# Suddsing



## Plumbdog (Jan 27, 2009)

Not sure if this is the right location for this thread, but here it is anyway. Got a call from a contractor I started doing work for and he has a customer that is complaining of a suddsing laundry drain. 

The story as it has been told to me the laundry was moved to the basement and tied in to the building drain which runs along the foundation wall. The contractor said that they also added a slop sink w/pump which discharges into the same building drain (not sure at this time how or if this is vented). THe slop sink is located next to the laundry.

They have tried snaking the line and also increasing the pitch of the drain, but are still having the problem. This is the same washer that they had when the laundry was upstairs where there was no problem of soap suds.

Any idea's would be welcome.


----------



## Bill (Jun 17, 2008)

You probably need to get the washer drain as far downhill as possible. When I had to take my plumbing exam again this year for renewal they talked about plumbing code changes and amongst this was something called the suds zone. This is an area about 2 feet up and 2 feet down stream where a washer ties in. It creates a suds zone, so you need to move it further down stream to keep this from happening. 

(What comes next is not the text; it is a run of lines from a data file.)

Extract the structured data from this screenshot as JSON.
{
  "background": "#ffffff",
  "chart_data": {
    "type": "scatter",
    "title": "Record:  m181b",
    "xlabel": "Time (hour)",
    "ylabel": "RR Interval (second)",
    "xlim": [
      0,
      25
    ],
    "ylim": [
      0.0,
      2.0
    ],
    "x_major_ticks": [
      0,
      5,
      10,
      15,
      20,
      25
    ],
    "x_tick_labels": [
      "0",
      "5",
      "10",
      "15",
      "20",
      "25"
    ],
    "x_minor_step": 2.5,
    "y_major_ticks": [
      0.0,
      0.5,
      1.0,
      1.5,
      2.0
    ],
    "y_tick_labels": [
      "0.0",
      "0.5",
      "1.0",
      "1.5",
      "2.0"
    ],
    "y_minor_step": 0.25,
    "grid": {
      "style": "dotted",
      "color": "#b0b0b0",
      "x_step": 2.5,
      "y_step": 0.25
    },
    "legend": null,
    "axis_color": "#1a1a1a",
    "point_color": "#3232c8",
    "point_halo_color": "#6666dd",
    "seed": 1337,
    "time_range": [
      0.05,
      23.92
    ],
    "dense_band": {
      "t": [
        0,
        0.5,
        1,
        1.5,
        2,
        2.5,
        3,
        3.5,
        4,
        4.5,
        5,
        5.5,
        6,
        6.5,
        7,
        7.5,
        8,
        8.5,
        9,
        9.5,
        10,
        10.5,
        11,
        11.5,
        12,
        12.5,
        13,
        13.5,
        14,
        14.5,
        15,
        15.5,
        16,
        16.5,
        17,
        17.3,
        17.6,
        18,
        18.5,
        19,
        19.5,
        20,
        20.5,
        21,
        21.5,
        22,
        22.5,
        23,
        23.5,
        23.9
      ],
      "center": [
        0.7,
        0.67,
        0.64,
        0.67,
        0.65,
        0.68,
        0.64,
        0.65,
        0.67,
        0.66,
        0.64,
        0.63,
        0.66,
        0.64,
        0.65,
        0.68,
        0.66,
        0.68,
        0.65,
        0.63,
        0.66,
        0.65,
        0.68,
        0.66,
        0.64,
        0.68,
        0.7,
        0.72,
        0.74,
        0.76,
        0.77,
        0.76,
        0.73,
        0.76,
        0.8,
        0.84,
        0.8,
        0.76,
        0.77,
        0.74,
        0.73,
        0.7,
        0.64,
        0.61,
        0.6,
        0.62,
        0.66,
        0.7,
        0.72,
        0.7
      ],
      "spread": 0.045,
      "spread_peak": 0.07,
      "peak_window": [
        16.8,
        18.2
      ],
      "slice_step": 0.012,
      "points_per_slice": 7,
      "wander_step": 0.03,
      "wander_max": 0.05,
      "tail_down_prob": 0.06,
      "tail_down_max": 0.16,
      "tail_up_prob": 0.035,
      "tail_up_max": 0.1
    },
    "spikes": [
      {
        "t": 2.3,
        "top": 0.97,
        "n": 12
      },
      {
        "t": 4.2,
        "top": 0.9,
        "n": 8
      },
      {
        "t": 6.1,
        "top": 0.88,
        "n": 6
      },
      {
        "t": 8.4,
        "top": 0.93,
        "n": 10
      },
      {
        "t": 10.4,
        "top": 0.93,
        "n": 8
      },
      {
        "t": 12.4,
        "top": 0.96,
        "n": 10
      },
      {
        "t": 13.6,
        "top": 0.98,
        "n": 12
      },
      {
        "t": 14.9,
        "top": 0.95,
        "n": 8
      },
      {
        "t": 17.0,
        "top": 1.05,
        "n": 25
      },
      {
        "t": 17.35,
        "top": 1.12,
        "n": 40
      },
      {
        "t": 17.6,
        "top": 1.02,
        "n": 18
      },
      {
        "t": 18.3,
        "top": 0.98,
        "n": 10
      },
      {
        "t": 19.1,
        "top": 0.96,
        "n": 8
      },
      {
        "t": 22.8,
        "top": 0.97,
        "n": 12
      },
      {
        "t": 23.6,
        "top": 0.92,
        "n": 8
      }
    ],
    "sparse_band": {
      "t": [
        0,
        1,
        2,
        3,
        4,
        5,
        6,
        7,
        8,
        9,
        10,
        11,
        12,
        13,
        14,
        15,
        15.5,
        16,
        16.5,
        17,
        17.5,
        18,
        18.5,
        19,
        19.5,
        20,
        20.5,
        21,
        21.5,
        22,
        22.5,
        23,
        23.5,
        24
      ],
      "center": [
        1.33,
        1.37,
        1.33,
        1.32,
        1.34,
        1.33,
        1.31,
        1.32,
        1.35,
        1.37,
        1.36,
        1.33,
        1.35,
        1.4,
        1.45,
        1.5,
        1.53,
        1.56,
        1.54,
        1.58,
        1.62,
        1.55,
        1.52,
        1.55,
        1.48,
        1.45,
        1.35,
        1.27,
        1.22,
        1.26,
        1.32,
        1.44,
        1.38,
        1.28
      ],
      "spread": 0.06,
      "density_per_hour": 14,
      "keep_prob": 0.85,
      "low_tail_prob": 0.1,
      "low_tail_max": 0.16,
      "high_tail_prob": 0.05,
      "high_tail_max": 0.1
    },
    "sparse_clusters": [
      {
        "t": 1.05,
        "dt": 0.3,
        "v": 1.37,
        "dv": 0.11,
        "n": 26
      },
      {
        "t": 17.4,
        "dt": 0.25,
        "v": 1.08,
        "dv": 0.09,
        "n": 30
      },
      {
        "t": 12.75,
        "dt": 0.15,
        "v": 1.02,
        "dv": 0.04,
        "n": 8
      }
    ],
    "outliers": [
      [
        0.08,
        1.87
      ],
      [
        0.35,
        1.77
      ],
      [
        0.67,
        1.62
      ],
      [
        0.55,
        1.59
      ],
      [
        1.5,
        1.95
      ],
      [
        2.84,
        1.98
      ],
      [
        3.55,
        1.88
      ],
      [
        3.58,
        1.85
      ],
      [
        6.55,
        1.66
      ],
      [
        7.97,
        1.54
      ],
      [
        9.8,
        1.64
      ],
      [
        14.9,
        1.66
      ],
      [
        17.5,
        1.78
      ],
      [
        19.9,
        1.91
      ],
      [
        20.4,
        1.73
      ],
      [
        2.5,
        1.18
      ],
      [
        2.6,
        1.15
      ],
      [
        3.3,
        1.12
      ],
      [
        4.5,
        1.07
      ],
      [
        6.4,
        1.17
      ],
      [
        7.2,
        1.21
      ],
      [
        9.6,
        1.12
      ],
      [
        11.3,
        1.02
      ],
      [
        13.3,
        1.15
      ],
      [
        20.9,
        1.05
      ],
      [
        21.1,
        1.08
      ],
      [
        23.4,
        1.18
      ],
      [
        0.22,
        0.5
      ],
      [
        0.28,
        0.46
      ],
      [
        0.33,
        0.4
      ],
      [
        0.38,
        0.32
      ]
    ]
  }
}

I think now, I will have to look it back up though to be sure. Any other VA plumbers hear of this??


----------



## Redwood (Sep 8, 2008)

Sounds like a mess!

I'd check how it's tied in and vented...
Has the line been camera'd for sags?


----------



## Plumbdog (Jan 27, 2009)

Bill said:


> You probably need to get the washer drain as far downhill as possible. When I had to take my plumbing exam again this year for renewal they talked about plumbing code changes and amongst this was something called the suds zone. This is an area about 2 feet up and 2 feet down stream where a washer ties in. It creates a suds zone, so you need to move it further down stream to keep this from happening.
> 
> I think now, I will have to look it back up though to be sure. Any other VA plumbers hear of this??


I think your right about that I now recall not being able to tie anything in within 3 or 5 feet, not sure which, of a suds producing appliance.

Thanks


----------



## Plumbdog (Jan 27, 2009)

Redwood said:


> Sounds like a mess!
> 
> I'd check how it's tied in and vented...
> Has the line been camera'd for sags?


 
I just wanted to throw it out there befor I go to the job and get sucked into a nightmare with my pants around my ankles


----------



## Bill (Jun 17, 2008)

It may be 5 feet. I cant remember, but when I find out I will post it here


----------



## TheMaster (Jun 12, 2009)

Plumbdog said:


> Not sure if this is the right location for this thread, but here it is anyway. Got a call from a contractor I started doing work for and he has a customer that is complaining of a suddsing laundry drain.
> 
> The story as it has been told to me the laundry was moved to the basement and tied in to the building drain which runs along the foundation wall. The contractor said that they also added a slop sink w/pump which discharges into the same building drain (not sure at this time how or if this is vented). THe slop sink is located next to the laundry.
> 
> ...


 Where are the suds backing up? out of the washing machine standpipe? or into the laundry tray? What size trap? how tall is the standpipe?


----------



## UnclogNH (Mar 28, 2009)

Does it drain normal with just water. If it does it's possible to much soap plus vent problem hard to tell without seeing. Even if a small clog is left it's enough to push the suds back.


----------



## Protech (Sep 22, 2008)

Sounds like a lack of positive pressure venting in the pump basin.

You could also upsize the lines going into the basin to decrease turbulence.

Make sure your vent is tied well up stream of where the laundry waste is pumped into the building drain. You could be pulling suds back out of the building drain into the vent. Take a picture so we can help you out:thumbsup:


----------



## pauliplumber (Feb 9, 2009)

If they need a pump for the slop sink then the building drain is fairly high. One simple solution that MIGHT work is to increase the standpipe size and or length. You may also have to add an extension to the washing machine hose. Also if they have one of the newer high eff. washing machines, make sure they are using detergent marked HE, it's less sudsy and designed for such machines.


----------



## express (Nov 22, 2008)

If they just put in a front load washing machine they need to be using low suds detergent. had this problem before when they used there old detergent.


----------



## Plumbdog (Jan 27, 2009)

I want to thank everyone for their input and help. I didn't really know the situation at this job before being asked to trouble shoot it, so it's great to a place like this where idea's and solutions can be shared!

So, after a half a dozen attempts to schedule a visit to see if I can assess the problem I finally get in there this morning. Walk down the stairs to the basement and see the laundry trap plumbed with a six inch stand pipe:whistling2: Throw a coupling and 20" of pipe which brings it pretty close to the new dropped ceiling and no more suddings.

Thanks again


----------



## Va. Plumber (Dec 8, 2008)

I had a suds problem a while back in a high rise. After snaking, running a camera and repiping the common laundry drains to tie in farther downstream, I still had a problem. It turns out that the building had a huge negative pressure and air was pulling up the sewer. The backpressure was enough to keep those suds from going down like they should. After shutting down exhaust fans in the building, the problem suddenly went away.


----------



## 1205blazer (Nov 28, 2009)

you should have at lease a 18" to 2` stand pipe on the trap and add a vent between the trap and the sewer is it tied in with a wye or san tee ?


----------